In empirical research, it is common for studies on the same topic to produce vastly different results. Take, for example, the debate on minimum wage policies: while many studies conclude that raising the minimum wage reduces the employment of affected workers, others find no or even a positive impact on employment. Similar discrepancies can be found in research on the impact of immigration on the economic opportunities of native workers.
These differences are not purely random but are often driven by the methodological choices researchers make. These include the selection of data, the definition of key variables, and the statistical methods employed. A less visible but equally important factor is the personal stance of researchers on the issue they are studying. Ideological beliefs can subtly influence how studies are designed, analyzed, and interpreted.
71 teams, 158 researchers, 1,253 regression models
A recent IZA Discussion Paper by George J. Borjas and Nate Breznau sheds light on this phenomenon by exploring how researcher ideology shapes empirical findings. The study utilized a unique experimental setup involving 71 research teams and 158 researchers who analyzed the same dataset. Their task was to determine whether immigration influences public attitudes toward welfare programs.
Each team independently decided how to approach the analysis, including how to select data samples, define key variables, and specify statistical models. This led to 1,253 different regression models, each producing distinct results. The findings revealed significant ideological bias: researchers with pro-immigration views reported more positive impacts of immigration on social cohesion, while those with anti-immigration views leaned toward more negative conclusions. These differences were largely driven by methodological choices.
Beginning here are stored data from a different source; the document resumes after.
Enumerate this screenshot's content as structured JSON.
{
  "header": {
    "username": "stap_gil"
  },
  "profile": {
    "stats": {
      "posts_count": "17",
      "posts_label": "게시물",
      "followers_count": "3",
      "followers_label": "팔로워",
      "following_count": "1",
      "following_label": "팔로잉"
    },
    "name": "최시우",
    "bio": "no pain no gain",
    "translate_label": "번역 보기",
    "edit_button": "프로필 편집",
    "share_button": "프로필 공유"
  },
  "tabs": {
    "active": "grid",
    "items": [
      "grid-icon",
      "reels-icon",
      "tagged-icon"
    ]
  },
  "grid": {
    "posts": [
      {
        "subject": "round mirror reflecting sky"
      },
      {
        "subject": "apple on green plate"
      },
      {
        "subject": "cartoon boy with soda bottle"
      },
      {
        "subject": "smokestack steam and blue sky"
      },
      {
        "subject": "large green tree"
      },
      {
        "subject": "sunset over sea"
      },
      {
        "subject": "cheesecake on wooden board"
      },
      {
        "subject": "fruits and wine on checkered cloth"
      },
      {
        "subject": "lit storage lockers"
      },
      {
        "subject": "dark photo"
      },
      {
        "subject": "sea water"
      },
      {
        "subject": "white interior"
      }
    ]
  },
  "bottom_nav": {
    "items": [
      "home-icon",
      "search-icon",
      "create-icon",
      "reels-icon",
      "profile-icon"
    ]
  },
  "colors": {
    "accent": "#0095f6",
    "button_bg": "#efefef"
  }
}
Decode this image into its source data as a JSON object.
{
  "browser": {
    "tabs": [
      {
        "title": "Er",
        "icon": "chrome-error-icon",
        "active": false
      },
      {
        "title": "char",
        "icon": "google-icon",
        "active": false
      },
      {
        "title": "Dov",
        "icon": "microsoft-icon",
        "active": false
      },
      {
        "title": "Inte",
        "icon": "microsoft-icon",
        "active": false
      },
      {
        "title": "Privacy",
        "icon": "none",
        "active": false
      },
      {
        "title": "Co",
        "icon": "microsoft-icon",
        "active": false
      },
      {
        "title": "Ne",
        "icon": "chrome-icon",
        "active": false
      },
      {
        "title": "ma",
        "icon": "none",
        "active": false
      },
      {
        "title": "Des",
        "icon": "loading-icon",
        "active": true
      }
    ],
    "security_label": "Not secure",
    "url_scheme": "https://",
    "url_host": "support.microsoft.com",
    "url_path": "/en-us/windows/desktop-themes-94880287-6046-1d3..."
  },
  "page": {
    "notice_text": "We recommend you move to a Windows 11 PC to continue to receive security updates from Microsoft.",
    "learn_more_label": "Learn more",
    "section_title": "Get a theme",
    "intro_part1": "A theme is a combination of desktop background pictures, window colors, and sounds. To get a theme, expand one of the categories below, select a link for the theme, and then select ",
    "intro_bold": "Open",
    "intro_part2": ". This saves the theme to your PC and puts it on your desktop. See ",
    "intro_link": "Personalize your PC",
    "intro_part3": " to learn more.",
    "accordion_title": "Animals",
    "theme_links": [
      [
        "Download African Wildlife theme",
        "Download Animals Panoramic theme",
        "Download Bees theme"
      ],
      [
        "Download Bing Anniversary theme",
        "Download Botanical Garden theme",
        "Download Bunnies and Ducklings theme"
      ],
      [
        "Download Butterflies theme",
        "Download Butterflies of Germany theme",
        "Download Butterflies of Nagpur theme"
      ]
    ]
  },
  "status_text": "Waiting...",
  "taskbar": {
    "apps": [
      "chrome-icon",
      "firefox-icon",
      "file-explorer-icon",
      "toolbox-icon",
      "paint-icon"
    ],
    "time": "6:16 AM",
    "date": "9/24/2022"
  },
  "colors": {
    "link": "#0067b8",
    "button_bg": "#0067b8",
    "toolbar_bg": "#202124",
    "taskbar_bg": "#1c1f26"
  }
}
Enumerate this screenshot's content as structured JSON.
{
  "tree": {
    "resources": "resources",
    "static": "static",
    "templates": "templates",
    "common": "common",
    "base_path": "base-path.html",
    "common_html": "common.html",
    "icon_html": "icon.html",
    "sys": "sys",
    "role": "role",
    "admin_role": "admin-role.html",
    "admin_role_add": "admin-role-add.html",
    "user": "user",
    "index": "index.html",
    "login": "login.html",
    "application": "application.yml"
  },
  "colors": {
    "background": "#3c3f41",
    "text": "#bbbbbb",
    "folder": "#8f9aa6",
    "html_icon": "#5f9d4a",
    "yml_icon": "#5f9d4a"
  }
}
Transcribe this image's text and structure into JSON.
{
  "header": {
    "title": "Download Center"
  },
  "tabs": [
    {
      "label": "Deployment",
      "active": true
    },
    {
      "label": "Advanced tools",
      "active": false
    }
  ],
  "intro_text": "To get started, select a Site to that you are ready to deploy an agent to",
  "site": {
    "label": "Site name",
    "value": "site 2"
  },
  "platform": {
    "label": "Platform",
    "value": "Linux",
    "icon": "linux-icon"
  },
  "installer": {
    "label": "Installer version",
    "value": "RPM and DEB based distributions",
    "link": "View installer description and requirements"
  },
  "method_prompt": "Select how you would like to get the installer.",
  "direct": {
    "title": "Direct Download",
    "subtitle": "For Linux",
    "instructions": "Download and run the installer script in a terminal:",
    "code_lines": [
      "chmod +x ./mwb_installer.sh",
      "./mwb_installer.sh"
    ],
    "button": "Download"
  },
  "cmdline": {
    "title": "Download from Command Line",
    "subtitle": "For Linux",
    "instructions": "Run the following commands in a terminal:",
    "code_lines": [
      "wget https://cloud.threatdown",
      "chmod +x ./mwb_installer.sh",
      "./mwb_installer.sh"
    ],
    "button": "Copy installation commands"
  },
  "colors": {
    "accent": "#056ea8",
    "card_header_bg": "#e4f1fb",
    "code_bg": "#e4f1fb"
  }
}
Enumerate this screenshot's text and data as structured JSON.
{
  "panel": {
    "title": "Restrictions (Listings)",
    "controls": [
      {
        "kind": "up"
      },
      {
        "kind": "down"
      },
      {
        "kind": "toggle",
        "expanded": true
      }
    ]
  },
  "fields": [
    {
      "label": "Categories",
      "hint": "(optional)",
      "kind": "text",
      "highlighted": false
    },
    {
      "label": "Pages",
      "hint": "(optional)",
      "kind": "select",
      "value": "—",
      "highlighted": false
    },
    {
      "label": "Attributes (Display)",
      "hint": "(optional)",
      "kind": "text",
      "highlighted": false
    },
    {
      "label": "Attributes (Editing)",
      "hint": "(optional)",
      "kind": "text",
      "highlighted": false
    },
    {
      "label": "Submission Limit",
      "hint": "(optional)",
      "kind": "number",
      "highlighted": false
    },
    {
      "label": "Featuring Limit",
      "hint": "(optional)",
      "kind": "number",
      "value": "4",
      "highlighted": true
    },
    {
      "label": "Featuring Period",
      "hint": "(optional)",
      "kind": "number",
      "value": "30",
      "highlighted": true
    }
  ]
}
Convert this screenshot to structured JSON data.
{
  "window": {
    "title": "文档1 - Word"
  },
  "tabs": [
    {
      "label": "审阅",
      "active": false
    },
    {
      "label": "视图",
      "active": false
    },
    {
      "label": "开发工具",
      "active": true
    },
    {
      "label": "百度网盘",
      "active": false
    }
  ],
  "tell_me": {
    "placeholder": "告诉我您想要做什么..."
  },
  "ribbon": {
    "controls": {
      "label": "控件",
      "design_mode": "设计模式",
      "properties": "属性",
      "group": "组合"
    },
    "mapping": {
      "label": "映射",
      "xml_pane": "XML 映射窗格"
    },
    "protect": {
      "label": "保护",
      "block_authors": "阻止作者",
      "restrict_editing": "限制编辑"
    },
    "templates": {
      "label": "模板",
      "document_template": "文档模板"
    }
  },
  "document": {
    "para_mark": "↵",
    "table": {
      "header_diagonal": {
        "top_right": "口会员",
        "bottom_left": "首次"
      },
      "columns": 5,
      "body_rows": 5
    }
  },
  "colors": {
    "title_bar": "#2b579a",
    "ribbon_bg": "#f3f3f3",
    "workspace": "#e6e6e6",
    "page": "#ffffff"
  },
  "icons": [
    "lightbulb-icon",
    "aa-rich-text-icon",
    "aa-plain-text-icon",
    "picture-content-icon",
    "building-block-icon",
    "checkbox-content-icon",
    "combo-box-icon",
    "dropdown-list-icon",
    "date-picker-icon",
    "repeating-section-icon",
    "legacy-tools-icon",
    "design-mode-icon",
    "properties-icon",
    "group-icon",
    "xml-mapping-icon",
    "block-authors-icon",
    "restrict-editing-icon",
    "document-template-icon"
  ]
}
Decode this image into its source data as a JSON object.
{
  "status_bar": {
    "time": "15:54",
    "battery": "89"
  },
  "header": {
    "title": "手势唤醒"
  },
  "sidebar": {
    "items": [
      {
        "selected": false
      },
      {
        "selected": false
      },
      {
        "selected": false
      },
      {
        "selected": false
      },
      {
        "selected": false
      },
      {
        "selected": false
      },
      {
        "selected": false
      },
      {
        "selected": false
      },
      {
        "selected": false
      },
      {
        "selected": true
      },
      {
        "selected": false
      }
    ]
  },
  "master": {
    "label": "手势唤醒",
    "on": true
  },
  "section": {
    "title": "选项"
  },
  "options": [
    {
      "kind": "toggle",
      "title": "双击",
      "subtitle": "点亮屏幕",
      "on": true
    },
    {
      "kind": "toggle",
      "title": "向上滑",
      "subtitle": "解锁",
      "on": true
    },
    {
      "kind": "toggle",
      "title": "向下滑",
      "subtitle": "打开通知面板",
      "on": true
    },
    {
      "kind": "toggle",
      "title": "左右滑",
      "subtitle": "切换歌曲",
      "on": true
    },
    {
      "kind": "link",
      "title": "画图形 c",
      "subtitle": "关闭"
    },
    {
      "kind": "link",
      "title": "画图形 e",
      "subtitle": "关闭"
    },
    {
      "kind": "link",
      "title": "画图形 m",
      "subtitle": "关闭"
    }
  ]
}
Interestingly, teams with extreme ideological stances—whether pro- or anti-immigration—tended to produce lower-quality models, as evidenced by peer referee scores. Conversely, moderate teams were more likely to adopt higher-quality research designs, producing results that garnered higher peer evaluations.
Policy-relevant research particularly prone to bias
The study also highlights broader challenges in empirical research. Researchers often face time and resource constraints, which may lead them to focus on results that align with their internal narratives rather than thoroughly exploring alternative models. This is particularly relevant in policy-driven research, where researchers who are deeply invested in specific policy outcomes may inadvertently amplify ideological biases.
While the ongoing revolution in Artificial Intelligence (AI) reduces the cost of conducting research, it also introduces new risks of embedding biases in algorithms. However, AI also offers opportunities to identify ideological bias, potentially improving the objectivity and credibility of future research.